I will now open the floor for questions from shareholders. Please raise your hand if you have a question. And when you're called upon, proceed to the microphone in the room. As there are no questions, that concludes our question -- go ahead. If you could take the mic, please. We got people online.

Unknown Analyst

Analysts
#19

I'd be curious, how have your attach rates for your service attach rates evolved over the last few years? And how do you see them evolving over the next few years?

Kevin Parkes

Executives
#20

Yes. So the attachment rates are different by industry sector. So in mining, we have very high attachment rates, but there's always room for improvement, and we're looking to -- with our strategies to rebuild and CVAs and labor support, we're looking to grow that. In construction, attachment rates are a little less. So there's more room for growth there. Similar strategies to increasing that attachment rate. And then the great thing about the growth in our power business is that the attachment rate is almost 100% in some cases. So the more -- you will see a growing contribution, although our power population is the smallest population we have, the attachment rate is so high that you'll see an increasing contribution from attachable product support in the power business.

Unknown Analyst

Analysts
#21

Can you put any sort of numbers around that?

Kevin Parkes

Executives
#22

No, we don't give the exact numbers. It's very high in mining, even higher in power and lots of room for improvement in construction.

Unknown Analyst

Analysts
#23

And my second question is, in the past, you've had these really interesting charts in your presentations that show all the potential mines that are in the pipeline. And I'd just be curious if everything that you can see sort of came online both on the mining and in power data centers and everything else and Caterpillar's market share remained the same, what would that look like in terms of your installed base if you look out, say, 5 years?

Kevin Parkes

Executives
#24

Yes. So we're going to talk a little bit about this on tomorrow's earnings release call, but we can see line of sight to -- so if you look at back 2 years, we had 400 trucks in the oil sands, and we've added 100 in 2 years. So it took 20-plus years to get 400 there. And now in 2 years, we've got another 100, so a 20% increase in just 2 years. And we kind of see that at the moment until the end of the decade, we kind of see that trend continuing. So that those kind of numbers towards the end of the decade. In South America, the opportunity is probably a little bit more than that.
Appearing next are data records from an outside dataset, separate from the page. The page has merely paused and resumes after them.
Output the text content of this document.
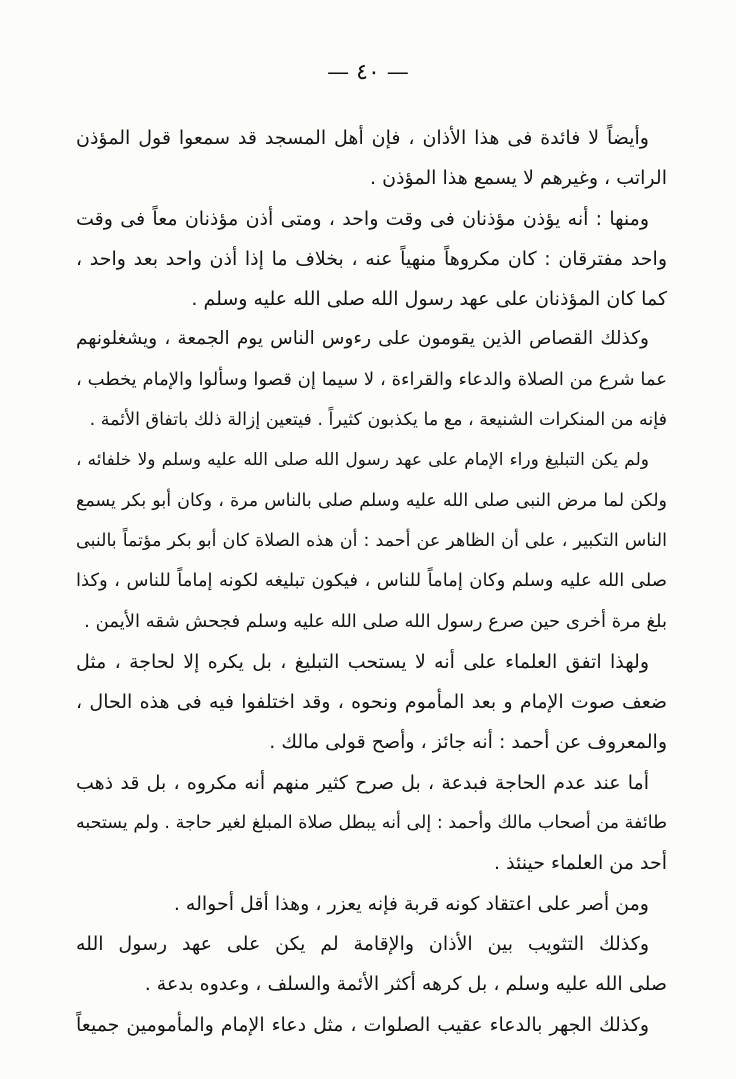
— ٤٠ —
وأيضاً لا فائدة فى هذا الأذان ، فإن أهل المسجد قد سمعوا قول المؤذن
الراتب ، وغيرهم لا يسمع هذا المؤذن .
ومنها : أنه يؤذن مؤذنان فى وقت واحد ، ومتى أذن مؤذنان معاً فى وقت
واحد مفترقان : كان مكروهاً منهياً عنه ، بخلاف ما إذا أذن واحد بعد واحد ،
كما كان المؤذنان على عهد رسول الله صلى الله عليه وسلم .
وكذلك القصاص الذين يقومون على رءوس الناس يوم الجمعة ، ويشغلونهم
عما شرع من الصلاة والدعاء والقراءة ، لا سيما إن قصوا وسألوا والإمام يخطب ،
فإنه من المنكرات الشنيعة ، مع ما يكذبون كثيراً . فيتعين إزالة ذلك باتفاق الأئمة .
ولم يكن التبليغ وراء الإمام على عهد رسول الله صلى الله عليه وسلم ولا خلفائه ،
ولكن لما مرض النبى صلى الله عليه وسلم صلى بالناس مرة ، وكان أبو بكر يسمع
الناس التكبير ، على أن الظاهر عن أحمد : أن هذه الصلاة كان أبو بكر مؤتماً بالنبى
صلى الله عليه وسلم وكان إماماً للناس ، فيكون تبليغه لكونه إماماً للناس ، وكذا
بلغ مرة أخرى حين صرع رسول الله صلى الله عليه وسلم فجحش شقه الأيمن .
ولهذا اتفق العلماء على أنه لا يستحب التبليغ ، بل يكره إلا لحاجة ، مثل
ضعف صوت الإمام و بعد المأموم ونحوه ، وقد اختلفوا فيه فى هذه الحال ،
والمعروف عن أحمد : أنه جائز ، وأصح قولى مالك .
أما عند عدم الحاجة فبدعة ، بل صرح كثير منهم أنه مكروه ، بل قد ذهب
طائفة من أصحاب مالك وأحمد : إلى أنه يبطل صلاة المبلغ لغير حاجة . ولم يستحبه
أحد من العلماء حينئذ .
ومن أصر على اعتقاد كونه قربة فإنه يعزر ، وهذا أقل أحواله .
وكذلك التثويب بين الأذان والإقامة لم يكن على عهد رسول الله
صلى الله عليه وسلم ، بل كرهه أكثر الأئمة والسلف ، وعدوه بدعة .
وكذلك الجهر بالدعاء عقيب الصلوات ، مثل دعاء الإمام والمأمومين جميعاً
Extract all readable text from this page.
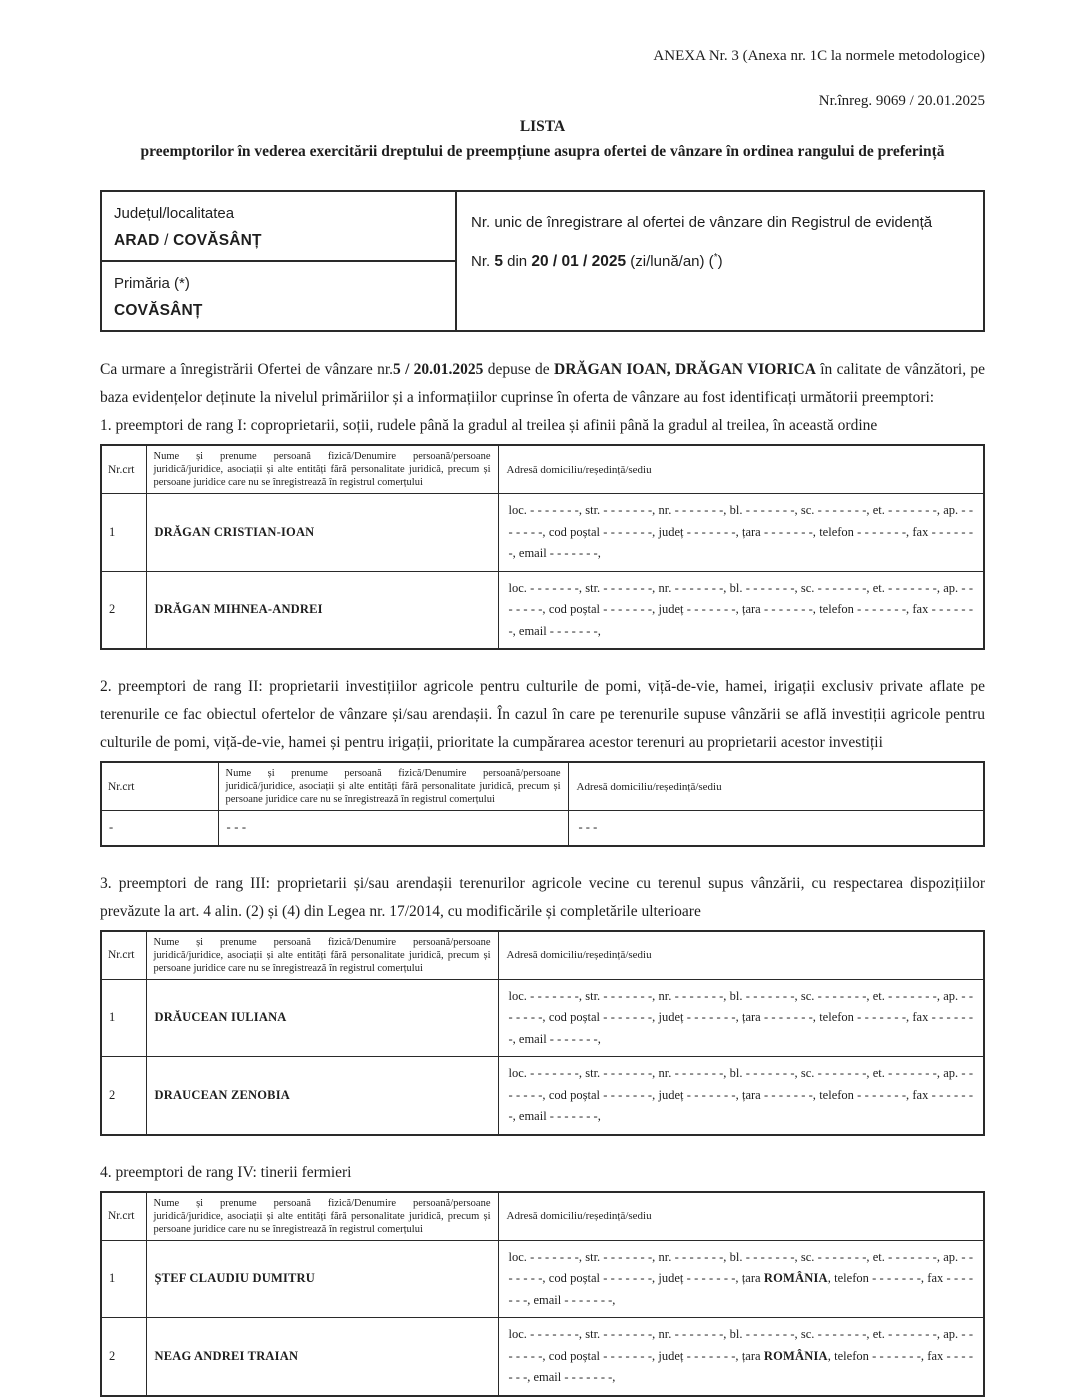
ANEXA Nr. 3 (Anexa nr. 1C la normele metodologice)
Nr.înreg. 9069 / 20.01.2025
LISTA
preemptorilor în vederea exercitării dreptului de preempțiune asupra ofertei de vânzare în ordinea rangului de preferință
Județul/localitatea
ARAD / COVĂSÂNȚ
Primăria (*)
COVĂSÂNȚ
Nr. unic de înregistrare al ofertei de vânzare din Registrul de evidență
Nr. 5 din 20 / 01 / 2025 (zi/lună/an) (*)

Ca urmare a înregistrării Ofertei de vânzare nr.5 / 20.01.2025 depuse de DRĂGAN IOAN, DRĂGAN VIORICA în calitate de vânzători, pe baza evidențelor deținute la nivelul primăriilor și a informațiilor cuprinse în oferta de vânzare au fost identificați următorii preemptori:

1. preemptori de rang I: coproprietarii, soții, rudele până la gradul al treilea și afinii până la gradul al treilea, în această ordine

Nr.crt	Nume și prenume persoană fizică/Denumire persoană/persoane juridică/juridice, asociații și alte entități fără personalitate juridică, precum și persoane juridice care nu se înregistrează în registrul comerțului	Adresă domiciliu/reședință/sediu
1	DRĂGAN CRISTIAN-IOAN	loc. - - - - - - -, str. - - - - - - -, nr. - - - - - - -, bl. - - - - - - -, sc. - - - - - - -, et. - - - - - - -, ap. - - - - - - -, cod poștal - - - - - - -, județ - - - - - - -, țara - - - - - - -, telefon - - - - - - -, fax - - - - - - -, email - - - - - - -,
2	DRĂGAN MIHNEA-ANDREI	loc. - - - - - - -, str. - - - - - - -, nr. - - - - - - -, bl. - - - - - - -, sc. - - - - - - -, et. - - - - - - -, ap. - - - - - - -, cod poștal - - - - - - -, județ - - - - - - -, țara - - - - - - -, telefon - - - - - - -, fax - - - - - - -, email - - - - - - -,

2. preemptori de rang II: proprietarii investițiilor agricole pentru culturile de pomi, viță-de-vie, hamei, irigații exclusiv private aflate pe terenurile ce fac obiectul ofertelor de vânzare și/sau arendașii. În cazul în care pe terenurile supuse vânzării se află investiții agricole pentru culturile de pomi, viță-de-vie, hamei și pentru irigații, prioritate la cumpărarea acestor terenuri au proprietarii acestor investiții

Nr.crt	Nume și prenume persoană fizică/Denumire persoană/persoane juridică/juridice, asociații și alte entități fără personalitate juridică, precum și persoane juridice care nu se înregistrează în registrul comerțului	Adresă domiciliu/reședință/sediu
-	- - -	- - -

3. preemptori de rang III: proprietarii și/sau arendașii terenurilor agricole vecine cu terenul supus vânzării, cu respectarea dispozițiilor prevăzute la art. 4 alin. (2) și (4) din Legea nr. 17/2014, cu modificările și completările ulterioare

Nr.crt	Nume și prenume persoană fizică/Denumire persoană/persoane juridică/juridice, asociații și alte entități fără personalitate juridică, precum și persoane juridice care nu se înregistrează în registrul comerțului	Adresă domiciliu/reședință/sediu
1	DRĂUCEAN IULIANA	loc. - - - - - - -, str. - - - - - - -, nr. - - - - - - -, bl. - - - - - - -, sc. - - - - - - -, et. - - - - - - -, ap. - - - - - - -, cod poștal - - - - - - -, județ - - - - - - -, țara - - - - - - -, telefon - - - - - - -, fax - - - - - - -, email - - - - - - -,
2	DRAUCEAN ZENOBIA	loc. - - - - - - -, str. - - - - - - -, nr. - - - - - - -, bl. - - - - - - -, sc. - - - - - - -, et. - - - - - - -, ap. - - - - - - -, cod poștal - - - - - - -, județ - - - - - - -, țara - - - - - - -, telefon - - - - - - -, fax - - - - - - -, email - - - - - - -,

4. preemptori de rang IV: tinerii fermieri

Nr.crt	Nume și prenume persoană fizică/Denumire persoană/persoane juridică/juridice, asociații și alte entități fără personalitate juridică, precum și persoane juridice care nu se înregistrează în registrul comerțului	Adresă domiciliu/reședință/sediu
1	ȘTEF CLAUDIU DUMITRU	loc. - - - - - - -, str. - - - - - - -, nr. - - - - - - -, bl. - - - - - - -, sc. - - - - - - -, et. - - - - - - -, ap. - - - - - - -, cod poștal - - - - - - -, județ - - - - - - -, țara ROMÂNIA, telefon - - - - - - -, fax - - - - - - -, email - - - - - - -,
2	NEAG ANDREI TRAIAN	loc. - - - - - - -, str. - - - - - - -, nr. - - - - - - -, bl. - - - - - - -, sc. - - - - - - -, et. - - - - - - -, ap. - - - - - - -, cod poștal - - - - - - -, județ - - - - - - -, țara ROMÂNIA, telefon - - - - - - -, fax - - - - - - -, email - - - - - - -,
So I think when we -- if you look at South America, we've got the opportunity to almost double the amount of large mining trucks we have in that region, including the starting of mining in Argentina. And then power is really difficult to say because it's just picking up so fast. And the addressable market is really hard to identify because it's so wide ranging. But we expect to see power be a bigger contribution to our overall business between now and the end of the decade for sure.

Unknown Analyst

Analysts
#25

Great. And I'll just squeeze in one more, if I can. In power, I see the backlog has gone up a lot. It's been growing dramatically. When would you expect the product support revenue from the power business to begin to kick in? Is that sort of a year after it's delivered? Or does that happen 4 or 5 years after it's delivered?

Kevin Parkes

Executives
#26

It really depends on the application. So if you've got prime power, so like a gas compression or a cogen power plant, then it would kick in almost immediately. Similar to a mining truck, you probably need a year or so just to -- but then you'd be rebuilding in years 7 to 10, something like that. But then in backup power, which a lot of the data center work is right now, obviously, they're very low utilization. But we see a constant stream of servicing and maintenance that starts almost immediately as well. So -- but it's very different based on the application.

Charles Ruigrok

Executives
#27

Great questions. Any other questions before we close? Seeing none, that concludes our question-and-answer session. I want to thank you all for joining us today and encourage you to mix with members of Kevin's team and the members of our Board for some more -- less formal dialogue. Thank you.